I do really feel that this [treatment landscape] is altering quickly. [For patients with] this very aggressive illness who as soon as had very poor survival, we’re enhancing [outcomes]. It’s nonetheless not sufficient, and we’d like much more medical improvement on this area. Nonetheless, all these new focused medicine, ADCs and immunotherapy have introduced hope in a area the place, for a very long time, there was not sufficient of it. I really feel that we will construct on that hope to additional enhance outcomes for sufferers with TNBC.
What methods may assist enhance oncologists’ understanding and proactive administration of adversarial results within the context of latest breast most cancers therapies?

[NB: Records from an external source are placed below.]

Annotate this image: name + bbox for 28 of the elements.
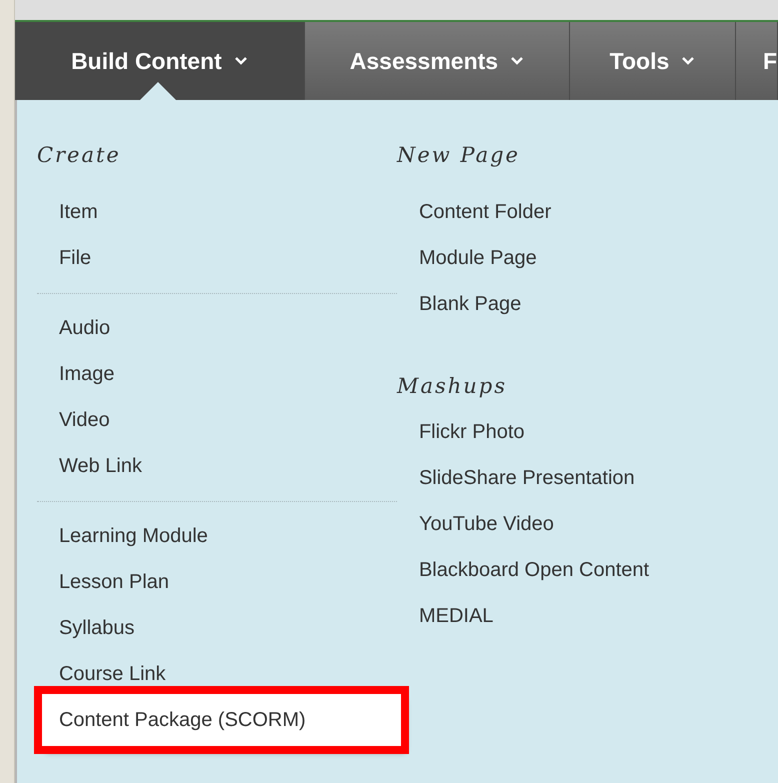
- menu-item[interactable]: Content Folder: [402, 189, 761, 235]
- menu-item[interactable]: Audio: [42, 305, 401, 351]
- menu-item[interactable]: SlideShare Presentation: [402, 455, 761, 501]
- chevron-down-icon: [234, 56, 248, 66]
- chevron-down-icon: [681, 56, 696, 66]
- nav-tab[interactable]: Build Content: [14, 22, 305, 100]
- menu-item[interactable]: Flickr Photo: [402, 409, 761, 455]
- menu-item[interactable]: File: [42, 235, 401, 281]
- menu-item[interactable]: Item: [42, 189, 401, 235]
- chevron-down-icon: [510, 56, 524, 66]
- section-heading: Mashups: [396, 373, 508, 399]
- menu-item[interactable]: MEDIAL: [402, 593, 761, 639]
- menu-item[interactable]: Blank Page: [402, 281, 761, 327]
- menu-item[interactable]: Syllabus: [42, 605, 401, 651]
- menu-item[interactable]: Module Page: [402, 235, 761, 281]
- nav-tab[interactable]: Tools: [570, 22, 736, 100]
- menu-item[interactable]: Blackboard Open Content: [402, 547, 761, 593]
- menu-item[interactable]: Web Link: [42, 443, 401, 489]
- section-heading: New Page: [396, 142, 521, 168]
- nav-tab[interactable]: F: [736, 22, 778, 100]
- section-heading: Create: [36, 142, 122, 168]
- menu-item[interactable]: Course Link: [42, 651, 401, 697]
- menu-item[interactable]: Learning Module: [42, 513, 401, 559]
- menu-item[interactable]: Video: [42, 397, 401, 443]
- nav-tab[interactable]: Assessments: [304, 22, 570, 100]
- menu-item[interactable]: Content Package (SCORM): [42, 694, 401, 746]
- menu-item[interactable]: YouTube Video: [402, 501, 761, 547]
- menu-item[interactable]: Lesson Plan: [42, 559, 401, 605]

No matter the setting and the kind of drug, it’s changing into increasingly more vital to pay attention to and to handle adversarial results [AEs]. Most of the new therapies we’re creating do include AEs that aren’t fully benign. They’ll [be associated] with diarrhea, nausea, fatigue, interstitial lung illness [ILD] or neutropenia. We have to construct up every part that we discovered about managing AEs with chemotherapy and learn to handle new AEs which might be rising, [such as] ocular toxicities. Stomatitis [is another AE that was] unusual with prior medicine that’s 1722204653 occurring increasingly more. Establishing pointers, discussing methods to greatest to proactively handle AEs [associated] with ADCs and different novel medicine, and studying how one can [potentially] stop these AEs [are important].
We have to perceive which sufferers are extra weak for [certain] AEs and probably exclude them from sure therapies. We are able to get there, however for the second, schooling is extraordinarily vital. The chance of ILD, nausea, vomiting, and any new AEs must be mentioned to enhance not solely survival for sufferers, but additionally high quality of life, which is simply as vital.